What are the three most abundant elements in the universe?

What element is named after a western state?

How much nickel is there in a nickel?

If you know the answers to some or all of these questions, you might have done well at Vassar’s 25th annual Chemistry Bowl.

Founded and officiated by Prof. of Chemistry Christopher Smart, the competition pits teams from Vassar and other colleges -- and some local high schools – in a rapid-fire event modeled after the old “College Bowl” TV quiz show. “I’ve always been a big trivia buff,” Smart said, “so when I first came to Vassar in 1993, I decided to organize this competition as part of our observation of National Chemistry Week, the third week of October.”

The ‘Nitrous Oxide’ squad, determined to defend its crown: (left to right) Niharika Shukla, Brenda Dzaringa and James Bonnano.

Smart says it’s always been a light-hearted event, composed of teams with names like “The Sub-Atomics,” “Schrodinger’s Cat” and “The Fig Neutrons.” And while the questions obviously require some knowledge of chemistry, Smart strives to ensure that folks other than chemistry majors have a chance to win.
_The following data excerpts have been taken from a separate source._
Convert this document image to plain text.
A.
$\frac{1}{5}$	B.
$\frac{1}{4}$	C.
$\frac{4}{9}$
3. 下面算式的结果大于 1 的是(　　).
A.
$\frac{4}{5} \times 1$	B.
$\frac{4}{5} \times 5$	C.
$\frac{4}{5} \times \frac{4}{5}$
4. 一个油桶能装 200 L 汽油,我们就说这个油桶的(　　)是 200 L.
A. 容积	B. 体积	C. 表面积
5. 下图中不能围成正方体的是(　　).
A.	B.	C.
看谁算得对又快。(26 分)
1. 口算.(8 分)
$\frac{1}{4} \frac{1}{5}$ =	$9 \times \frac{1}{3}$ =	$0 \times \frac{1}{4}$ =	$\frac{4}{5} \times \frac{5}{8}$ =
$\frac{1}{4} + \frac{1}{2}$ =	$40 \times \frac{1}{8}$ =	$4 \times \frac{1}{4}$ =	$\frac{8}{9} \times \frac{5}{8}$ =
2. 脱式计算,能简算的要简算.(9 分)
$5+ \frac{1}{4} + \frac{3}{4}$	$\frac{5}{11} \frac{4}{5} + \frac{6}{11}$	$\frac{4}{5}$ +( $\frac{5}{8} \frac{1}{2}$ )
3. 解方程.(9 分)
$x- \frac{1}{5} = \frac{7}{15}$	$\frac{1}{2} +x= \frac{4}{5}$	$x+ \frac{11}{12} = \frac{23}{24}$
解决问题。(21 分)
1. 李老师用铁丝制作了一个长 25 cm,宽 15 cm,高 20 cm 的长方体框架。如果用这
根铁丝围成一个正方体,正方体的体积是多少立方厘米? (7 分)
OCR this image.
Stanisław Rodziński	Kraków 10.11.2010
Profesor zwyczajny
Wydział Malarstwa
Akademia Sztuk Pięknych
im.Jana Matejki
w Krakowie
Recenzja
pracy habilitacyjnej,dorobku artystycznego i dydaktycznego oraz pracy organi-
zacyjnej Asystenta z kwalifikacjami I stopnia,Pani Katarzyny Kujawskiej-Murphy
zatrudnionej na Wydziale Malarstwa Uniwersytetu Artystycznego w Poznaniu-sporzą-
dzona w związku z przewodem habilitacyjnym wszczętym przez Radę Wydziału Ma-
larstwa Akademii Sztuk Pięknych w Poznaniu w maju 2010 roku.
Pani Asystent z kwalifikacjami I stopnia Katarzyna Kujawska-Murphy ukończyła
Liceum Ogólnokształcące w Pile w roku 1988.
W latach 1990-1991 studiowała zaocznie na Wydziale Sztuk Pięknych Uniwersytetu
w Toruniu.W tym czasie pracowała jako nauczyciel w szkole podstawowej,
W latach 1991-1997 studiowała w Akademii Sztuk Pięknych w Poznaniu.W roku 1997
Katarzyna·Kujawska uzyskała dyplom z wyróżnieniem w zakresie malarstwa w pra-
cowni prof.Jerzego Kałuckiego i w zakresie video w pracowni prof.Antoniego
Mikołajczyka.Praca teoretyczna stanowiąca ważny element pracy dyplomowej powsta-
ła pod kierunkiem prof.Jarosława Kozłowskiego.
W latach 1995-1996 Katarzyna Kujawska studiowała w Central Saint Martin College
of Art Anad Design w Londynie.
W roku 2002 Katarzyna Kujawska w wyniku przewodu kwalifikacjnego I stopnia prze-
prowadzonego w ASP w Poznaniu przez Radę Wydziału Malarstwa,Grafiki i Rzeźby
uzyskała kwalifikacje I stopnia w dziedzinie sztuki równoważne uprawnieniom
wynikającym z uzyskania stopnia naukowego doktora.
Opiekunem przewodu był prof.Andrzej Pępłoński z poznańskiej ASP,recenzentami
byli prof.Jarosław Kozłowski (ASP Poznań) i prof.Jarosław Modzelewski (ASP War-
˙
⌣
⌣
Two years ago, a team from nearby Spackenkill High School out-dueled all of the college teams and walked away with the grand prize, beaker-shaped coffee mugs donated by Ace Glass, a manufacturer of laboratory glassware and scientific equipment.

Last year’s winners of the beaker-shaped mugs were three Vassar neuroscience majors, Niharika Shukla ’20, James Bonnano ’20, and Brenda Dzaringa ’20, were back to try to defend their title. (A fourth member of last year’s team, Sharen Rivas ’20, is studying abroad this fall and couldn’t be part of this year’s team.)

When they were victorious last year, Smart told them they were the first students of his ever to win the event. He added that no defending champion had ever successfully defended its crown, and that streak continued. Another Vassar squad, ‘My Chemical Romance,’ captured this year’s event.

Smart says no one takes the competition too seriously, and there have never been any significant disputes. “I announce at the start that I am the final arbiter on all matters, and everyone accepts that,” he said. “We’re all there to have fun, and it’s great to have this interaction with the other colleges every year.”

In case any readers are wondering, Smart has supplied the answers to the questions posed above:

  • The three most abundant elements in the universe are hydrogen, helium and oxygen;
  • The element named after a western state is Californium;
  • That nickel in your pocket is 25-percent nickel and 75-percent copper.